Maximilian Kloppe: Phase-Field Modeling of Elastic Surfaces in flow

Abstract

The small thickness of membranes, shells and capsules enables their efficient approximation as hyper-surfaces. Phase-field modeling provides a versatile tool to capture the motion of such elastic hyper-surfaces in fluid flow under bending and surface tension forces. However, the in-plane stretching of the surface has been widely neglected or approximated by inextensibility of the material.

In this talk, we develop a novel phase-field model for elastic hyper-surfaces in Navier–Stokes fluids, which includes bending, tension, and in-plane stretching. The model is based on a coupling of a phase-field model for two-phase flow to a fully Eulerian description of the surface deformation tensor.

In the second part of this talk, we translate these modeling advances into a practical tool for high-throughput, contact-free mechanical characterization of giant unilamellar vesicles (GUVs) by real-time deformability cytometry (RT-DC).

The interpretation of vesicle deformation under flow has been hindered by the absence of a suitable theoretical or computational framework.
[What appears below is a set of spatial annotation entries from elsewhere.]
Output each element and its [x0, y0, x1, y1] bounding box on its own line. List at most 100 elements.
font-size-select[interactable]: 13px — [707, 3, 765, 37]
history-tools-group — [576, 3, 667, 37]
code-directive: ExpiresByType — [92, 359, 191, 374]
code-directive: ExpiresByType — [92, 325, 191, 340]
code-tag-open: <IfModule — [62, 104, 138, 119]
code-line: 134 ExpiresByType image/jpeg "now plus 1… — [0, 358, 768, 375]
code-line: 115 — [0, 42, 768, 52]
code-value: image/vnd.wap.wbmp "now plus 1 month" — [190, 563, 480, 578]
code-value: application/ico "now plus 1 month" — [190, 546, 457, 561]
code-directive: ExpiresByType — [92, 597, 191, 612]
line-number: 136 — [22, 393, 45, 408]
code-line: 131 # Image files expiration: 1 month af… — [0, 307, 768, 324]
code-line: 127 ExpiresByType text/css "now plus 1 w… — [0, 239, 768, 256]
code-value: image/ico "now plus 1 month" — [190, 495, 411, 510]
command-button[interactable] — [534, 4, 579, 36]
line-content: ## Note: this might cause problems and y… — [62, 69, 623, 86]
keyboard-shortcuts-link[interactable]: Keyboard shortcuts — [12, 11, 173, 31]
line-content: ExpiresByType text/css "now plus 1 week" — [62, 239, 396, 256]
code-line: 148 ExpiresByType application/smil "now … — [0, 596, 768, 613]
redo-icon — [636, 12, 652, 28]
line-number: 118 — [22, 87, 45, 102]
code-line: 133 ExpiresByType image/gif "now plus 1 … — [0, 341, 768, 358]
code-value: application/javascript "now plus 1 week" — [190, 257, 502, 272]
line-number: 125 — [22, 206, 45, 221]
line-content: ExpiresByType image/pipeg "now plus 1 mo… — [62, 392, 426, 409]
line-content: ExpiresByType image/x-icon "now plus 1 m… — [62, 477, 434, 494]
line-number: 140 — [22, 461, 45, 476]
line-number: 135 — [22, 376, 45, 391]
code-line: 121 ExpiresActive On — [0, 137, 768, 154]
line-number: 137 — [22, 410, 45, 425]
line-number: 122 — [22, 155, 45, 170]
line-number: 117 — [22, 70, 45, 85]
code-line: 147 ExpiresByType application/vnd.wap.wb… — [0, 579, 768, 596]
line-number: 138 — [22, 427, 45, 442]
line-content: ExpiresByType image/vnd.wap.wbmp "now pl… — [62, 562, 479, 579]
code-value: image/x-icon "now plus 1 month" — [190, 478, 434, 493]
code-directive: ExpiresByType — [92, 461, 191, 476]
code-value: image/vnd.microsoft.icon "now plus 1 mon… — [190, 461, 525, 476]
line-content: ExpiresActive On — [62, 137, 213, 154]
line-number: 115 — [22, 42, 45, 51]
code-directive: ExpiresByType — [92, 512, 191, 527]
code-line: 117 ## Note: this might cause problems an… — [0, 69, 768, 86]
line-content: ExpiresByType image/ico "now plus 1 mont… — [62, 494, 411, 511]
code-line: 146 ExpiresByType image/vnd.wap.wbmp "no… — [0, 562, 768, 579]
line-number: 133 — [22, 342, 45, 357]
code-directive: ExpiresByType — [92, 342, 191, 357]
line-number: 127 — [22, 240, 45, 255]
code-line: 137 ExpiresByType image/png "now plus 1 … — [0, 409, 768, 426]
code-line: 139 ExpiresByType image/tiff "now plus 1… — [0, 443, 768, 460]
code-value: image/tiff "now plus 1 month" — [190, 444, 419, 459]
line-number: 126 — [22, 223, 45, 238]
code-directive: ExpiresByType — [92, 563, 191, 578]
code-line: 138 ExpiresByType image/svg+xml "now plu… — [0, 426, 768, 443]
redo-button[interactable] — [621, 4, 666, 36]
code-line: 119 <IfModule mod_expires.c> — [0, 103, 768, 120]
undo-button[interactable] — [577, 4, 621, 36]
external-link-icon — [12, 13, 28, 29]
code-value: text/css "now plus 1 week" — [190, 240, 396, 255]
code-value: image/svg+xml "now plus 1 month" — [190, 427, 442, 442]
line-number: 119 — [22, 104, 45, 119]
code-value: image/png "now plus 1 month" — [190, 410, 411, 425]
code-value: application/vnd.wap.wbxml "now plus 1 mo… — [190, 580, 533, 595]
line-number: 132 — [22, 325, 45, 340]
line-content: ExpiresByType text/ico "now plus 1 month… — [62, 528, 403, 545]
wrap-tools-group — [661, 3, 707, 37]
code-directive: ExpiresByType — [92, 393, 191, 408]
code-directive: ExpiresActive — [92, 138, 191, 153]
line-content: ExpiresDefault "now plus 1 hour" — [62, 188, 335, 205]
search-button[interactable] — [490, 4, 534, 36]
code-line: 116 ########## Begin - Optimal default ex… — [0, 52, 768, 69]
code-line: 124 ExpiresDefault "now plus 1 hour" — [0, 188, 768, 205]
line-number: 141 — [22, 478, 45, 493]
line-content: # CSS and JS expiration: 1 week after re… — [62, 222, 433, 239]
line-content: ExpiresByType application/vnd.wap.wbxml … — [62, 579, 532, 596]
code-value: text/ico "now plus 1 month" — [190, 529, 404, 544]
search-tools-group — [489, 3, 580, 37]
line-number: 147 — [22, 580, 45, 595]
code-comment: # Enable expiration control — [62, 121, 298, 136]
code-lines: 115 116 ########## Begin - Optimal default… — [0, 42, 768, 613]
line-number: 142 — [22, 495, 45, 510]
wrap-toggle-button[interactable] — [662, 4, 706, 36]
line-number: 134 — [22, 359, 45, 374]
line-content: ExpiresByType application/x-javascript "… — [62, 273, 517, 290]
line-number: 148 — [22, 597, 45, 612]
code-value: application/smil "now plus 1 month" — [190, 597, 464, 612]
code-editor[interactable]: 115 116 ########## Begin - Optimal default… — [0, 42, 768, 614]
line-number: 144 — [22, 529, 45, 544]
Using phase-field simulations across a broad parameter space and treating the area expansion modulus K as the dominant mechanical quantity, we derive multiple complementary fitting strategies to extract K from RT-DC data. Furthermore, we show that our methods scale across varying flow rates, channel geometries and buffer viscosities, and produce predictions of K consistent with literature values for different lipid compositions.